Coronavirus Concerns Lead to Low Mortgage Rates
It may be a good time to refinance.

Given the economy’s current hit from the new coronavirus, local homeowners should be on the lookout for cost-saving refinance opportunities. The Federal Reserve’s recent pronouncement that it had cut short-term interest rates by 1.5 percentage points a few weeks after COVID-19 arrived in the U.S. signals a rare window of time for homeowners and potential homebuyers to refinance or secure low-rate mortgages.
The Federal Reserve issued its first emergency rate cut on March 3, followed by a second cut on March 15. Hoping to lessen the near-term effects of coronavirus on the U.S. economy, the Fed reduced target federal funds rates to a range of zero to 0.25%. This rate cut is designed to bolster the economy once the pandemic is contained and regular business activity resumes.
In addition to slashing short-term interest rates, the Federal Reserve also announced that it plans to buy at least $500 billion in repurchase agreement operations, another move targeted at keeping money flowing through the economy by putting up high-quality collateral like Treasurys in exchange for the liquidity banks need to conduct operations. This tactic, known as quantitative easing, is meant to make sure lenders have money available for homebuyers and refinancers. It may also lower mortgage rates for Hawaii residents.

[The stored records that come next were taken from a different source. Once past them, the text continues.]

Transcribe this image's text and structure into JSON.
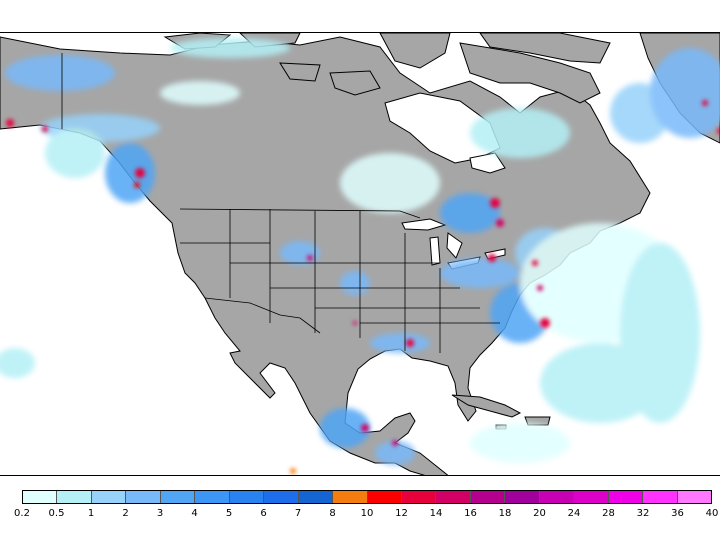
{
  "legend": {
    "colors": [
      "#e0ffff",
      "#b4f0f6",
      "#96d2fa",
      "#78b9fa",
      "#50a5f5",
      "#3c96f5",
      "#2882f0",
      "#1e6eeb",
      "#1464d2",
      "#f57d0f",
      "#fa0000",
      "#e6003c",
      "#d20064",
      "#b4008c",
      "#a0009b",
      "#c800b4",
      "#dc00c8",
      "#f000e6",
      "#ff32ff",
      "#ff78ff"
    ],
    "labels": [
      "0.2",
      "0.5",
      "1",
      "2",
      "3",
      "4",
      "5",
      "6",
      "7",
      "8",
      "10",
      "12",
      "14",
      "16",
      "18",
      "20",
      "24",
      "28",
      "32",
      "36",
      "40"
    ]
  }
}
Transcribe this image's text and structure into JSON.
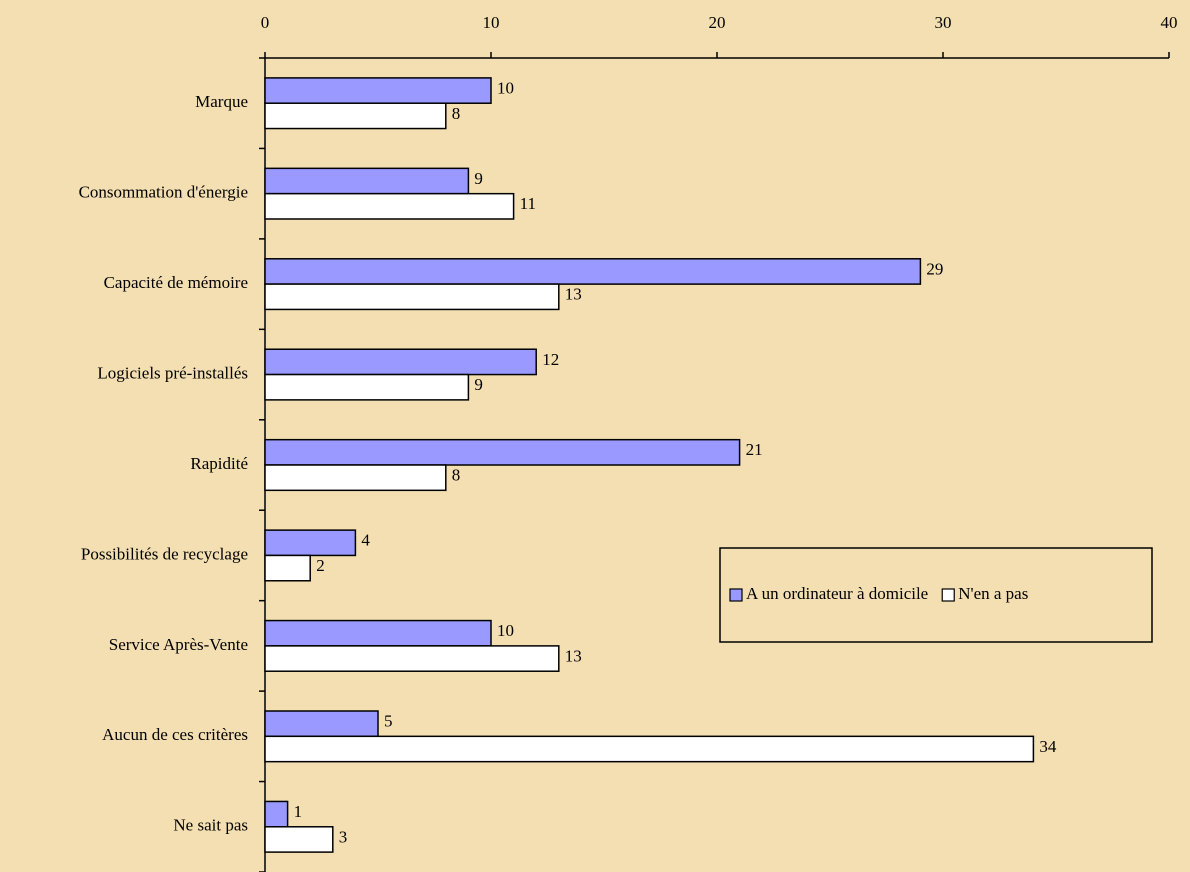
{
  "chart_data": {
    "type": "hbar",
    "categories": [
      "Marque",
      "Consommation d'énergie",
      "Capacité de mémoire",
      "Logiciels pré-installés",
      "Rapidité",
      "Possibilités de recyclage",
      "Service Après-Vente",
      "Aucun de ces critères",
      "Ne sait pas"
    ],
    "series": [
      {
        "name": "A un ordinateur à domicile",
        "color": "#9999ff",
        "values": [
          10,
          9,
          29,
          12,
          21,
          4,
          10,
          5,
          1
        ]
      },
      {
        "name": "N'en a pas",
        "color": "#ffffff",
        "values": [
          8,
          11,
          13,
          9,
          8,
          2,
          13,
          34,
          3
        ]
      }
    ],
    "xlim": [
      0,
      40
    ],
    "xticks": [
      0,
      10,
      20,
      30,
      40
    ],
    "legend_position": "right",
    "grid": false
  }
}
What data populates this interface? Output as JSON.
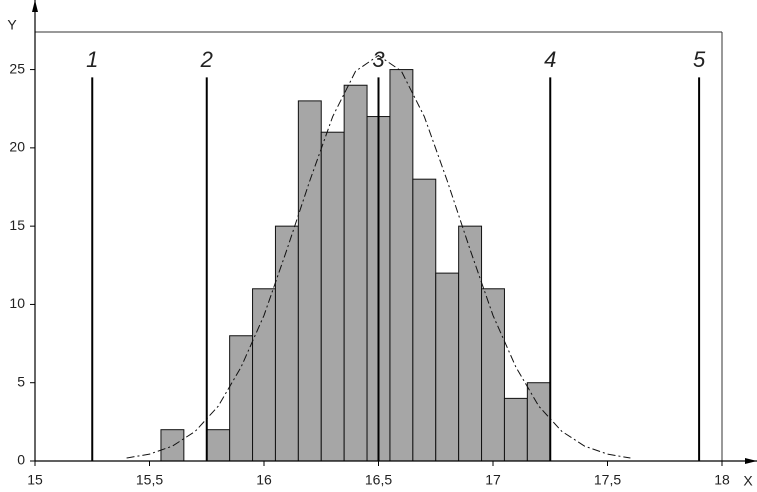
{
  "chart_data": {
    "type": "histogram",
    "xlabel": "X",
    "ylabel": "Y",
    "bins": [
      15.55,
      15.65,
      15.75,
      15.85,
      15.95,
      16.05,
      16.15,
      16.25,
      16.35,
      16.45,
      16.55,
      16.65,
      16.75,
      16.85,
      16.95,
      17.05,
      17.15,
      17.25
    ],
    "values": [
      2,
      0,
      2,
      8,
      11,
      15,
      23,
      21,
      24,
      22,
      25,
      18,
      12,
      15,
      11,
      4,
      5
    ],
    "color": "#a6a6a6",
    "curve": {
      "x": [
        15.4,
        15.5,
        15.6,
        15.7,
        15.8,
        15.9,
        16.0,
        16.1,
        16.2,
        16.3,
        16.4,
        16.5,
        16.6,
        16.7,
        16.8,
        16.9,
        17.0,
        17.1,
        17.2,
        17.3,
        17.4,
        17.5,
        17.6
      ],
      "y": [
        0.19,
        0.44,
        0.95,
        1.9,
        3.5,
        6.0,
        9.3,
        13.5,
        17.9,
        22.0,
        24.9,
        25.9,
        24.9,
        22.0,
        17.9,
        13.5,
        9.3,
        6.0,
        3.5,
        1.9,
        0.95,
        0.44,
        0.19
      ]
    },
    "markers": [
      {
        "x": 15.25,
        "label": "1",
        "top": 24.5
      },
      {
        "x": 15.75,
        "label": "2",
        "top": 24.5
      },
      {
        "x": 16.5,
        "label": "3",
        "top": 24.5
      },
      {
        "x": 17.25,
        "label": "4",
        "top": 24.5
      },
      {
        "x": 17.9,
        "label": "5",
        "top": 24.5
      }
    ],
    "xlim": [
      15,
      18
    ],
    "ylim": [
      0,
      27.4
    ],
    "xticks": [
      15,
      {
        "value": 15.5,
        "label": "15,5"
      },
      16,
      {
        "value": 16.5,
        "label": "16,5"
      },
      17,
      {
        "value": 17.5,
        "label": "17,5"
      },
      18
    ],
    "yticks": [
      0,
      5,
      10,
      15,
      20,
      25
    ]
  }
}
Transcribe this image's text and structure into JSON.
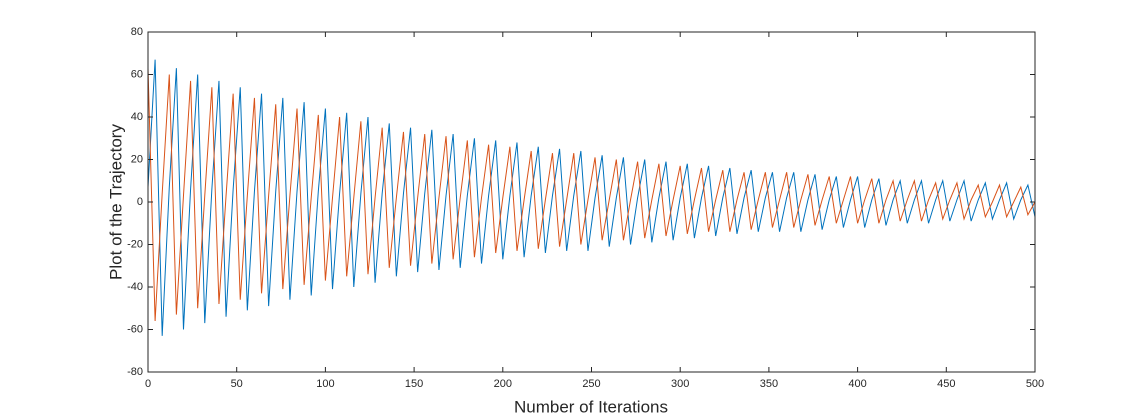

Low rates may entice refinancers to borrow more, and homebuyers to shop the market as well. At least, that’s the Federal Reserve’s hope. While COVID-19 and shelter-in-place mandates are keeping residents indoors, it may not be a bad time to think about opportunities in the real estate market. In early March, current homeowners flooded bankers with refinance applications hoping they could lock in low rates. This trend resulted in a steep drop in mortgage rates, as low as 3.2% in the first week of March. Though there has been a slight uptick in percentage points, the Fed’s rate cuts are good news for residents looking for adjustable rate mortgages or home equity lines of credit to finance home projects or other expenses.
If you’re buying a home, don’t expect to see more houses on the market, as low mortgage rates won’t solve the lack of inventory available. However, you can bolster your chances by getting a mortgage preapproval letter from a lender, which gives sellers confidence in your offer.